One of my white whales was this ‘Stained Glass Window’ piece published in Computers and Automation in 19631. It was the second place winner in the first ever computer art competition ran by the magazine.

Stained Glass Window as seen in the August 1963 Computers and Automation magazine

We don’t know who the artist was, it only cited the US Army Ballistics Research Lab as its origin2. It looks like a space filling curve, not unlike the Sierpinski’s curve from before, but decidedly unique with their cross-like recursive corners.

I spent a long time trying to recreate this fractal. We know for sure it was generated as a fractal because it was described in the magazine as an area-filling curve. It was also published in H.W. Franke’s Computer Graphics Computer Art in 1971, citing the “principle of the ‘snow-flake’ curve”, a reference to the Koch snowflake. I love it when all my obsessions come together.

I talk about my reverse engineering process here:

But basically my approach was by drawing each edge of the cross as a spade-like shape. Recurse on each line with smaller spades. Please watch the video for a better explanation. You can find the code here.

First 4 iterations of the stained glass window fractal from my implementation

I still think my implementation could be more elegant. I don’t like how I had to hardcode the drawing for each curve3. It more closely resembles the common Sierpinski’s implementation (with distinct drawing functions for each type of edge)4 than it does the subdivision approach.

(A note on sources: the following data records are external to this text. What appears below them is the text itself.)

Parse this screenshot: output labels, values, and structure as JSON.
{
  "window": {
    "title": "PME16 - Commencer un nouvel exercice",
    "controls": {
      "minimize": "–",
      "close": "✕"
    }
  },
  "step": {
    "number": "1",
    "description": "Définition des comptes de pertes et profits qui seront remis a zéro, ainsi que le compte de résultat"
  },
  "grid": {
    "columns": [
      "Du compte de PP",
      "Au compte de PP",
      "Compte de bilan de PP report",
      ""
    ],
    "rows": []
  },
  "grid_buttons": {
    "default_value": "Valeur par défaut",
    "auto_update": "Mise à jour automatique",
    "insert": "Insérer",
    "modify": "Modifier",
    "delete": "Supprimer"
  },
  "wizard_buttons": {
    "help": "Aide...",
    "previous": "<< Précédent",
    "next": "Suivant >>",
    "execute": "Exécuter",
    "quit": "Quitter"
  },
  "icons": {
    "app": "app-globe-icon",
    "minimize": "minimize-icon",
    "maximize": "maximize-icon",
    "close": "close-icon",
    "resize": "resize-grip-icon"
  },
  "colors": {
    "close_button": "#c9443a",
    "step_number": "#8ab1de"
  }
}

Maybe I’ll revisit it again in the future. But if you’re reading this, consider this an invitation to write a more elegant solution. If you do, please write to me at sherminn [at] piratefsh [dot] net. Any comments, questions or corrections are welcome to me, just be nice and respectful.


  1. You can download it at http://bitsavers.trailing-edge.com/pdf/computersAndAutomation/196308.pdf. Bitsavers does amazing archival work. 

  2. It has been suggested to me that space-filling curves were likely explored as a way to cover an area for an attack, which is a chilling thought. 

  3. To clarify, I had to hardcode both the spade and the tube curves. 

  4. See ‘Existing Solutions’ on my last post on Sierpinski’s curve.